Перед тем, как исчезнуть, ты всё вспоминаешь…

Ты вспоминаешь, что дверь заперта потому, что ты сам закрыл её изнутри перед смертью…»

Оно лишь слышит тихий голос Эммы:

— Если не перестанешь, порушу всю готику…

Но только крепче ядовитые объятья.

Чтобы вырваться, ей нужно «убежать» в воспоминанья.

— Эмка, смотри, что я нашёл…

— Книжка. Где ты её откопал?

Сине-жёлтый день. На небе после дождя прозрачная радуга.

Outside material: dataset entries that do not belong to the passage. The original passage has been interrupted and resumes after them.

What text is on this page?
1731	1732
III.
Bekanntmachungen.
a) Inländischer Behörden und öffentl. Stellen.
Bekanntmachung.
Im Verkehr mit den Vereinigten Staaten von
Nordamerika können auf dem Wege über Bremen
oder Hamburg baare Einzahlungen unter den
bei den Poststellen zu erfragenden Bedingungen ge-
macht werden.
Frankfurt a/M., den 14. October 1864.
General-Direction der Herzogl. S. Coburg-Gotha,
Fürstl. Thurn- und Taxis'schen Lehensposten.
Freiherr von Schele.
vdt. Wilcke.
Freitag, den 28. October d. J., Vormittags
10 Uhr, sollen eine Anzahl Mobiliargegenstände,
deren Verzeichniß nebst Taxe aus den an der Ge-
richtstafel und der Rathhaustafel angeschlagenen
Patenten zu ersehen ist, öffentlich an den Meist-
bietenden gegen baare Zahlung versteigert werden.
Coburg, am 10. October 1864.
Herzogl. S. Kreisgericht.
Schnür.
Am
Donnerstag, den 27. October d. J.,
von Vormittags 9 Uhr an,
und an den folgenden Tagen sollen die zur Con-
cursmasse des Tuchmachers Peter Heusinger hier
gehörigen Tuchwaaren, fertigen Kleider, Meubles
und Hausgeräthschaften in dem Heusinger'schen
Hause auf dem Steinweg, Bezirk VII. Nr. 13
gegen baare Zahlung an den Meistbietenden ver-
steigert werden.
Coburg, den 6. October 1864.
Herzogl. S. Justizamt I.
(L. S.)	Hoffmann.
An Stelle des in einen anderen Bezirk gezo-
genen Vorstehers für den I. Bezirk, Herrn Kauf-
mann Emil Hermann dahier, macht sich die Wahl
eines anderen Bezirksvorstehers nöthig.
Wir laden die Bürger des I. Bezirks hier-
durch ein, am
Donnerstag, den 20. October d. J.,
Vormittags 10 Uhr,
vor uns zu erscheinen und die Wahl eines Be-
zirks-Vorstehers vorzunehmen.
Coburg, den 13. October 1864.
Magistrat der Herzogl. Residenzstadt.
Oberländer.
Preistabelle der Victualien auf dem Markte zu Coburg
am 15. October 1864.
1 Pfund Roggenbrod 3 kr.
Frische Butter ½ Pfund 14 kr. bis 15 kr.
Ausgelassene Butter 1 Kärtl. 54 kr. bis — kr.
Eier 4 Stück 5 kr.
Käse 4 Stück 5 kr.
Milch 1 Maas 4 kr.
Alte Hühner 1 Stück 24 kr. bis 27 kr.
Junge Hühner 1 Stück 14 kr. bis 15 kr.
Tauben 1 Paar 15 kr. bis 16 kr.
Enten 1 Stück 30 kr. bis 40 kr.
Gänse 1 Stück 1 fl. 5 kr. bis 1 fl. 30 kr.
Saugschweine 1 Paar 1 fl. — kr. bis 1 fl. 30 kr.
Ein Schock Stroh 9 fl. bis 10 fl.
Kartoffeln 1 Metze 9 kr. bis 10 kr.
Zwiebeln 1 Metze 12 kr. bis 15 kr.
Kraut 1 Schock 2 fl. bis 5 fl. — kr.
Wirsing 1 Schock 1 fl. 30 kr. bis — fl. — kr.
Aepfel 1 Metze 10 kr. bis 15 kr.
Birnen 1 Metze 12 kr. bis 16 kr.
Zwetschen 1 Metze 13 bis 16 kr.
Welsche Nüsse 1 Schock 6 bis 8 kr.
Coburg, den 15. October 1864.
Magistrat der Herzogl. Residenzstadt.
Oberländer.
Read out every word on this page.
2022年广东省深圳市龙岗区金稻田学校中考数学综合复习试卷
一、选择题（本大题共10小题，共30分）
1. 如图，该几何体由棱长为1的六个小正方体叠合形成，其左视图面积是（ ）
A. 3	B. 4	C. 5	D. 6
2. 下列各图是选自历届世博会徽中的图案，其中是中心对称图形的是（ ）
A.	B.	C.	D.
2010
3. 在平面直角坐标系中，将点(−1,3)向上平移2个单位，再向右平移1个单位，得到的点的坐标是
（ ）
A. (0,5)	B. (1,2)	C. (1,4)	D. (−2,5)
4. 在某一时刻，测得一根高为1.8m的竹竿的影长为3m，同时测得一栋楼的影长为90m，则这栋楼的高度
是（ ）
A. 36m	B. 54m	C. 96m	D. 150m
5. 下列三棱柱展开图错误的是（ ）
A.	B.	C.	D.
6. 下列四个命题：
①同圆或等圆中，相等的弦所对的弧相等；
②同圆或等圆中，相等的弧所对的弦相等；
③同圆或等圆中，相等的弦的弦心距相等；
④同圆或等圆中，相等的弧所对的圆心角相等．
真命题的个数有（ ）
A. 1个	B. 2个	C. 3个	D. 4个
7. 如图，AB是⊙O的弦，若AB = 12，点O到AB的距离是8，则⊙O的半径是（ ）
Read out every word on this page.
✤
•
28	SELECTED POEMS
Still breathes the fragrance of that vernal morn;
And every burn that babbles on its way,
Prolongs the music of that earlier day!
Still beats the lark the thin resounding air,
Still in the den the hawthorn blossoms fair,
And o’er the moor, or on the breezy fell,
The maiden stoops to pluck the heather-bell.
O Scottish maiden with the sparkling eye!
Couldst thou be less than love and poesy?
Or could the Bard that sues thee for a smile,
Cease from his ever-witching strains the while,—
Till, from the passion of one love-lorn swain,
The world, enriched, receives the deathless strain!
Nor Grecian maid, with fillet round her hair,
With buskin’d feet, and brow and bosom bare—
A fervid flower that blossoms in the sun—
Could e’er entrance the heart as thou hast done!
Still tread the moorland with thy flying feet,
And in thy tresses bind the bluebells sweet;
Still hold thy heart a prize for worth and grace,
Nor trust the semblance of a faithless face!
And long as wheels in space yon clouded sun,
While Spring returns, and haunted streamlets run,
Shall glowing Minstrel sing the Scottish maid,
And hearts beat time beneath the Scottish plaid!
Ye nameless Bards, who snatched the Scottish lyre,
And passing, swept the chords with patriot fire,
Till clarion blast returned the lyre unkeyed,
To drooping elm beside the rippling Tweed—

Мальчик и девочка идут по летнему лугу, любуясь полётами бабочек.

— Пошли на наше место…

Словно своя планета внутри чужой планеты, высокий холм над полумесяцем реки. На нём в лесу воспоминаний оставлен идеальный круг поляны.

«Забытый древними цивилизациями или пришельцами других миров, этот… „предмет“ находится здесь со времён появления памяти.»

— Ты знаешь, рядом с ним начинаешь чувствовать, насколько существо «человек» ничего не значит.

— Для кого не значит? Для человека?

— Заметил, он опять лежит не там, где раньше…

Каждый раз зеркальный Камень менял положенье. Всегда, сколько бы раз они сюда не приходили, Камень оказывался на новом месте и вокруг него неизменно был слышен немного пугающий шум, к которому Эмма и Кори сумели привыкнуть.

Они уселись на солнышке. Кори раскрыл книжку на начале, но Эмма забрала её у него и, смеясь над озадаченным видом друга, стала листать лица страниц.

Остановилась она только там, где он сказал «хватит».

Эмма облизнула чуть пересохшие губы, улыбнулась и стала читать:

«Как только „выходные“ двери, протяжно заорав от удовольствия, захлопнулись, их сразу охватила тьма, с которой Кот начал отважно сражаться, то и дело поскальзываясь, падая, натыкаясь на стены.

В пылком неистовстве битвы он призывал темноту капитулировать,

угрожал кровавой расправой, запугивал вечной враждой, разводом и разрывом всех деловых отношений. Потом Кот уверенно сказал „Тихо!“, после чего раздался оглушительный грохот — этот ночной боец что-то уронил. Дальше слышались недовольные окрики, видимо, поломанных растений, а затем посыпалось бряканье разбитого окна регистратуры.